X, y = ...  # your training data

with mlflow.start_run():  # optional: autolog will create a managed run if absent
    im = ImpactModel(...)
    im.fit(X, y)  # parameters, metrics, artifacts, and model logged automatically

When autolog() is active and you call fit() the following are captured:

Parameters#

  • Selected non-array-like keyword arguments passed to fit() (array-like inputs are excluded to avoid large parameter payloads)

  • param_input and param_output

  • inference_method (the class name of the inference attribute)

  • optimizer (the class name of the optimizer stored in the optim attribute of inference)

  • num_samples (recorded post-fit)

Metrics#

  • Final ELBO loss logged as elbo_loss (and again attached to the model version if a model artifact is logged)

Artifacts#

  • model.py – the source code of the kernel attribute used by the model, e.g.,

    def model(X, y=None):
        ...
    
  • Contents inside the MLflow Model artifact:

    • Pickled model (requires cloudpickle; logged if log_models=True)

    • Conda / requirements / Python environment descriptors (for reproducibility)

    • Optional input example and signature (if log_input_examples or log_model_signatures are enabled and log_models=True), where:

      • An input example is created from the first few rows of the data passed to fit().

      • If the first positional argument (X) is an ArrayLoader, the example is built from its underlying arrays except for the output variable.

      • A signature is inferred with mlflow.models.infer_signature() using a short forward pass through predict().

Note

The autologging implementation may evolve (e.g., logging intermediate ELBO values). Pin versions in production pipelines for stability.

Custom Logging#

For more control over what is recorded, use save_model() or log_model() directly instead of autologging. Here is an example to save and reload a model manually:

from aimz import ImpactModel
from aimz.mlflow import save_model, load_model

# Train the model
im = ImpactModel(...).fit(X, y)

# Save the model to a local path
save_model(im, path="./model_aimz", input_example=X)

# Reload the model and make predictions
loaded_model = load_model("./model_aimz")
preds = loaded_model.predict(X_new)

Logging directly to an active MLflow run:

import mlflow
from aimz.mlflow import load_model, log_model

# Example training data (z: additional array input)
X, y, z = ...

# Train the model
im = ImpactModel(...).fit(X, y, z=z)

with mlflow.start_run():
    # Log custom parameters
    mlflow.log_param("learning_rate", 0.01)
    mlflow.log_param("batch_size", 100)

    # Log custom metrics
    mlflow.log_metric("training_time_sec", 120.5)

    # Log the model
    model_info = log_model(im)


# Reload the model from the MLflow registry for inference
model_uri = f"models:/{model_info.model_id}"
loaded_model = load_model(model_uri)

# Make predictions with the loaded model
preds = loaded_model.predict(X, z=z)

PyFunc Interface#

Models saved or logged with aimz.mlflow can be loaded as generic MLflow PyFunc models. You can use mlflow.pyfunc.load_model() to load them and call predict in a standard way.

import mlflow.pyfunc

# Load the model as a generic PyFunc model
pyfunc_model = mlflow.pyfunc.load_model(model_uri)

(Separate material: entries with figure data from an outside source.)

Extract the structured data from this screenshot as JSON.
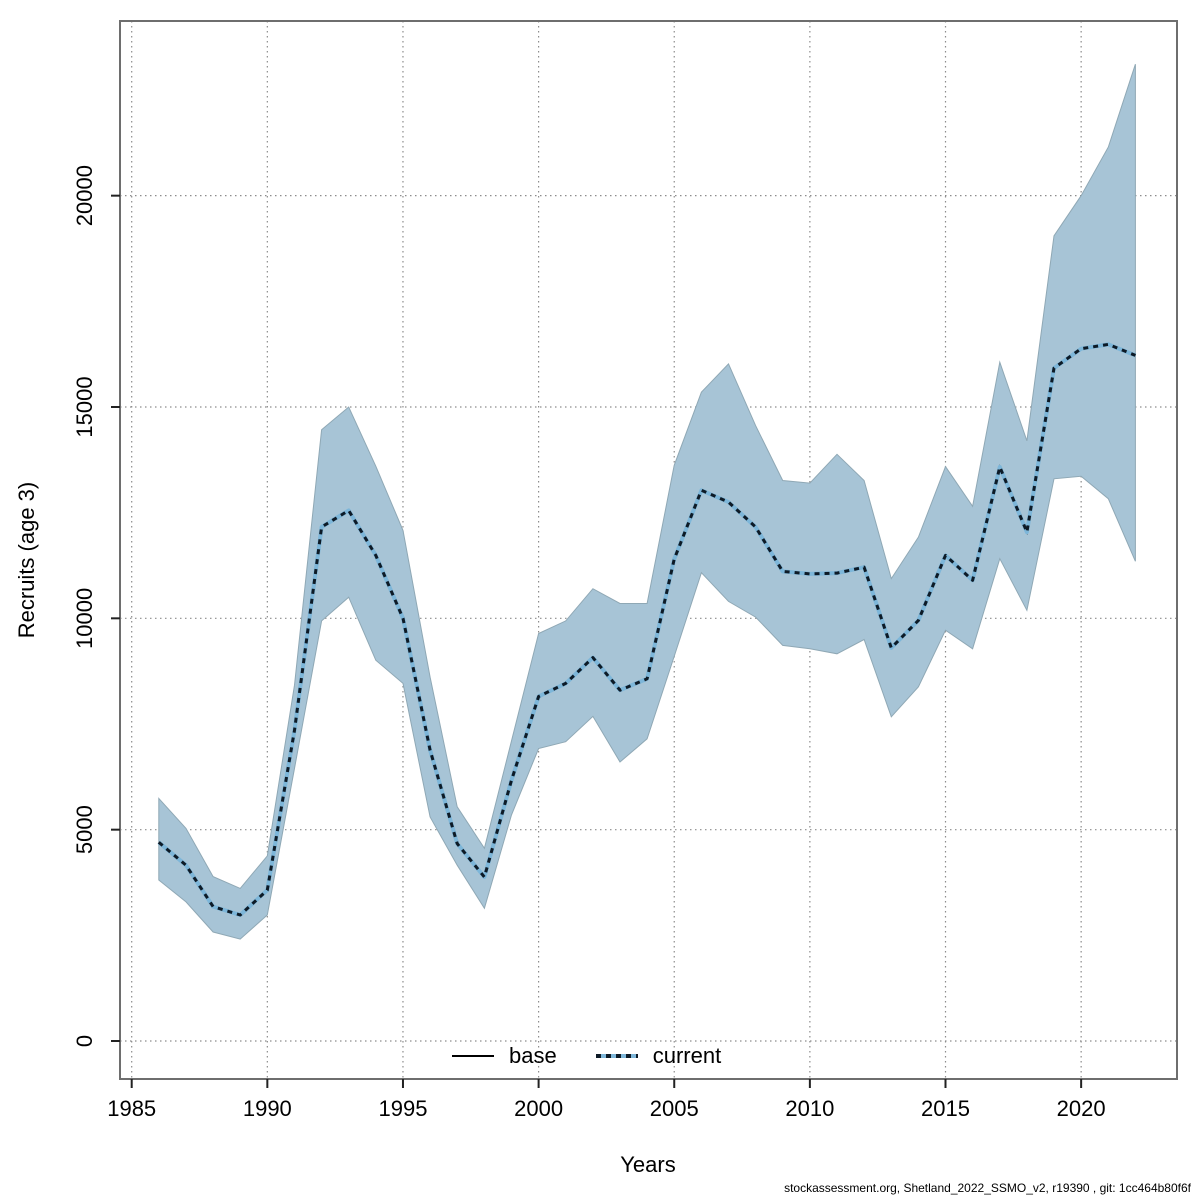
{
  "page": {
    "footer": "stockassessment.org, Shetland_2022_SSMO_v2, r19390 , git: 1cc464b80f6f"
  },
  "chart_data": {
    "type": "area",
    "title": "",
    "xlabel": "Years",
    "ylabel": "Recruits (age 3)",
    "x_ticks": [
      1985,
      1990,
      1995,
      2000,
      2005,
      2010,
      2015,
      2020
    ],
    "y_ticks": [
      0,
      5000,
      10000,
      15000,
      20000
    ],
    "xlim": [
      1983.6,
      2023.6
    ],
    "ylim": [
      -900,
      24150
    ],
    "grid": true,
    "legend_position": "bottom",
    "legend": [
      {
        "label": "base",
        "style": "solid-black-line"
      },
      {
        "label": "current",
        "style": "dotted-blue-line"
      }
    ],
    "series_note": "current shown as dotted line with shaded confidence band; base line coincides with current",
    "years": [
      1986,
      1987,
      1988,
      1989,
      1990,
      1991,
      1992,
      1993,
      1994,
      1995,
      1996,
      1997,
      1998,
      1999,
      2000,
      2001,
      2002,
      2003,
      2004,
      2005,
      2006,
      2007,
      2008,
      2009,
      2010,
      2011,
      2012,
      2013,
      2014,
      2015,
      2016,
      2017,
      2018,
      2019,
      2020,
      2021,
      2022
    ],
    "current_mean": [
      4700,
      4160,
      3180,
      2980,
      3570,
      7350,
      12160,
      12550,
      11490,
      10000,
      6880,
      4670,
      3880,
      6170,
      8150,
      8460,
      9070,
      8300,
      8570,
      11400,
      13030,
      12750,
      12160,
      11110,
      11050,
      11070,
      11210,
      9300,
      9950,
      11490,
      10900,
      13580,
      12040,
      15920,
      16380,
      16480,
      16220
    ],
    "band_low": [
      3810,
      3290,
      2580,
      2410,
      2980,
      6450,
      9940,
      10500,
      9010,
      8460,
      5300,
      4160,
      3140,
      5350,
      6920,
      7080,
      7680,
      6600,
      7150,
      9100,
      11080,
      10400,
      10030,
      9360,
      9280,
      9160,
      9500,
      7670,
      8380,
      9720,
      9280,
      11410,
      10190,
      13300,
      13360,
      12830,
      11350
    ],
    "band_high": [
      5740,
      5030,
      3890,
      3610,
      4380,
      8420,
      14460,
      15000,
      13600,
      12080,
      8610,
      5540,
      4560,
      7100,
      9640,
      9940,
      10700,
      10350,
      10350,
      13620,
      15350,
      16020,
      14560,
      13260,
      13200,
      13880,
      13260,
      10940,
      11920,
      13590,
      12650,
      16060,
      14200,
      19050,
      20000,
      21150,
      23110
    ],
    "colors": {
      "band": "#a7c4d6",
      "band_edge": "#8fa8b5",
      "line_halo": "#7db6d9",
      "line_dash": "#0d1a26",
      "base_line": "#000000",
      "grid": "#8c8c8c",
      "border": "#6e6e6e",
      "tick": "#222222",
      "text": "#000000"
    }
  }
}
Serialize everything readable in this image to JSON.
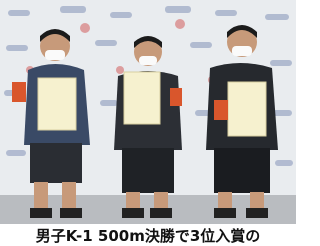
{
  "caption": "男子K-1 500m決勝で3位入賞の"
}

# Using the PyFunc interface:
# For multiple array inputs, pass a dict of arrays
preds = pyfunc_model.predict({"X": X_new, "z": z_new})

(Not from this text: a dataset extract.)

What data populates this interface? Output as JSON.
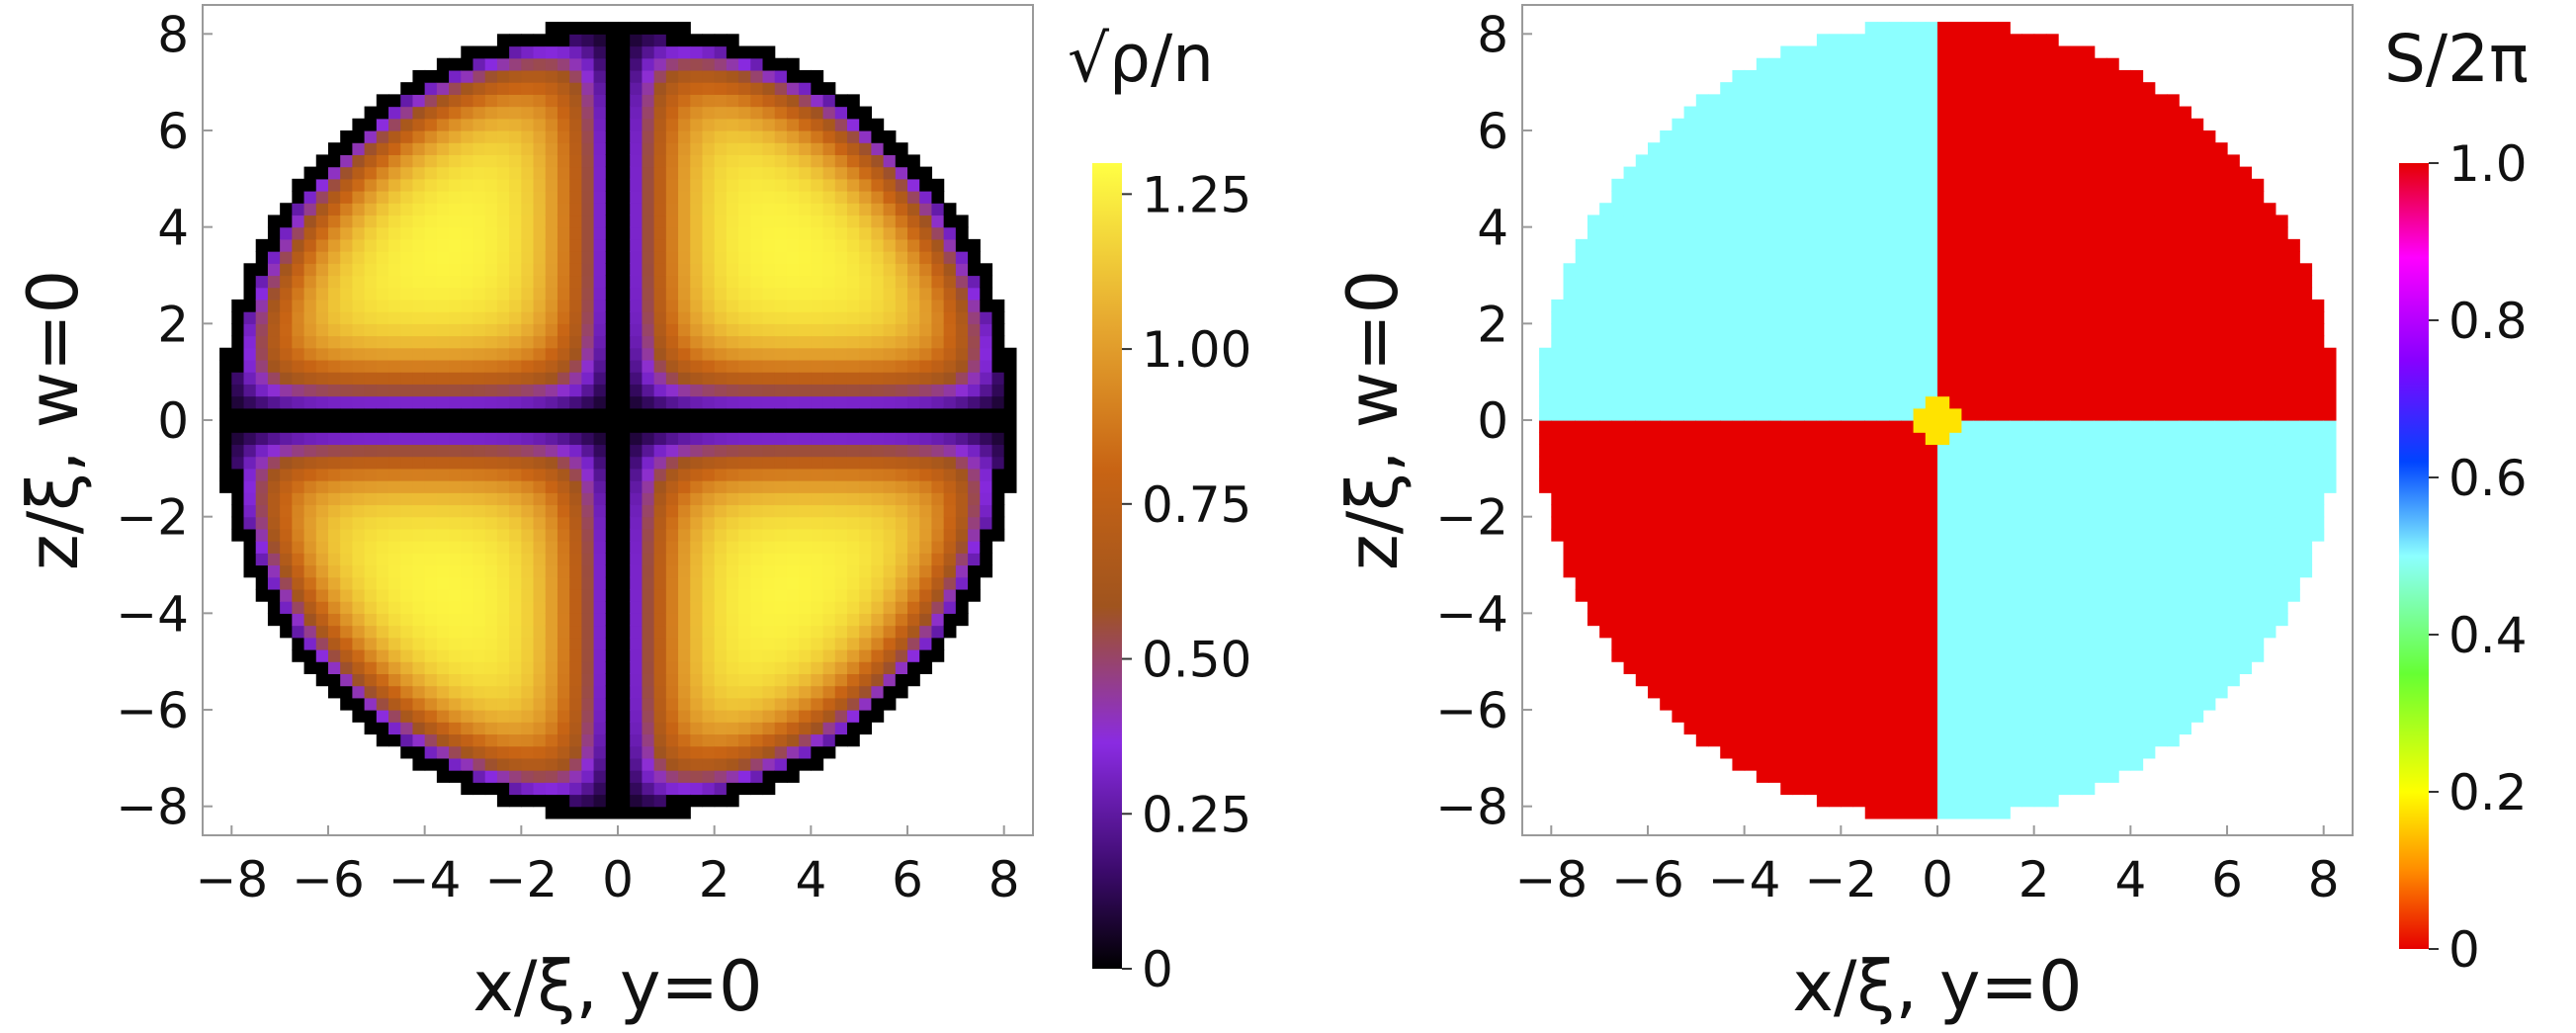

# Or access the underlying ImpactModel directly
preds = pyfunc_model.get_raw_model().predict(X=X_new, z=z_new)

Under the hood the pyfunc wrapper delegates to predict().

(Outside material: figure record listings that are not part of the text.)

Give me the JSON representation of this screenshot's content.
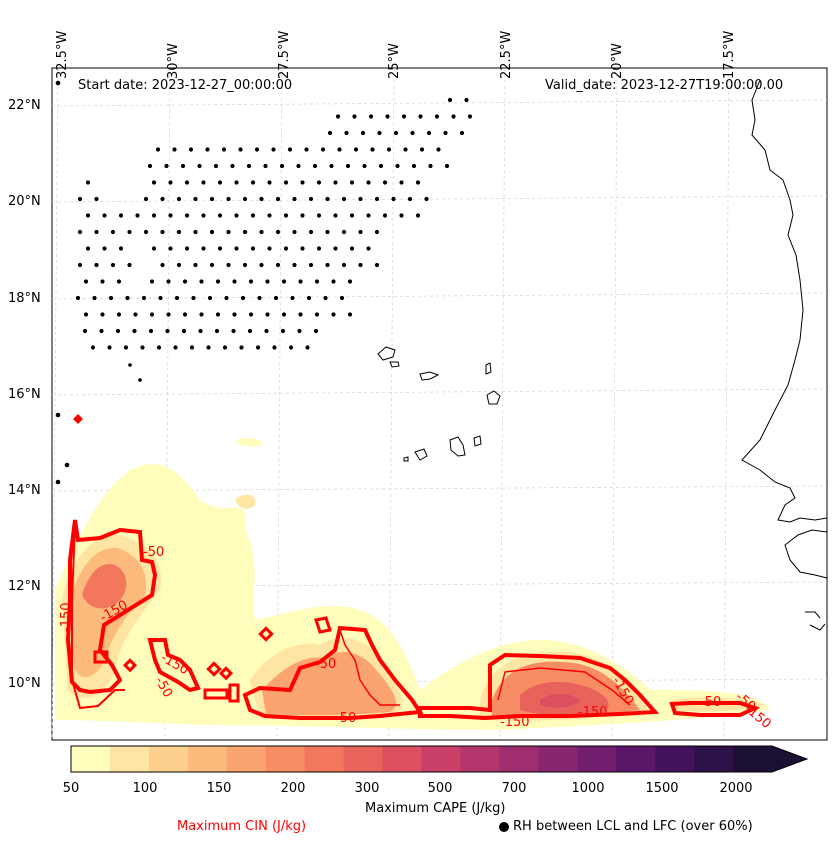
{
  "header": {
    "start_date": "Start date: 2023-12-27_00:00:00",
    "valid_date": "Valid_date: 2023-12-27T19:00:00.00"
  },
  "axes": {
    "longitude_labels": [
      "32.5°W",
      "30°W",
      "27.5°W",
      "25°W",
      "22.5°W",
      "20°W",
      "17.5°W"
    ],
    "latitude_labels": [
      "22°N",
      "20°N",
      "18°N",
      "16°N",
      "14°N",
      "12°N",
      "10°N"
    ]
  },
  "colorbar": {
    "ticks": [
      "50",
      "100",
      "150",
      "200",
      "300",
      "500",
      "700",
      "1000",
      "1500",
      "2000"
    ],
    "colors": [
      "#fffdbc",
      "#fee5a3",
      "#fdd08d",
      "#fcbb7d",
      "#fba470",
      "#f88d63",
      "#f3775d",
      "#e9635d",
      "#dc4f61",
      "#c93f68",
      "#b4366d",
      "#9e2e6f",
      "#882570",
      "#721d6e",
      "#5b1669",
      "#44125c",
      "#2d1149",
      "#1b1034"
    ],
    "label": "Maximum CAPE (J/kg)",
    "extend": "max"
  },
  "legend": {
    "cin_label": "Maximum CIN (J/kg)",
    "cin_color": "#ff0000",
    "rh_label": "RH between LCL and LFC (over 60%)",
    "rh_marker": "filled-circle"
  },
  "contour_labels": [
    "-50",
    "-150",
    "-150",
    "-50",
    "-150",
    "-50",
    "-50",
    "-150",
    "-150",
    "-150",
    "-50",
    "-50",
    "-150"
  ]
}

Environment & Dependencies#

When saving a model with aimz.mlflow, both a Conda environment (conda.yaml) and a python_env.yaml are exported, along with pinned requirements. Helper functions:

provide the minimal set of packages—optionally including cloudpickle—needed to unpickle the model. Additional dependencies required for inference may be automatically added by inspecting the model during saving.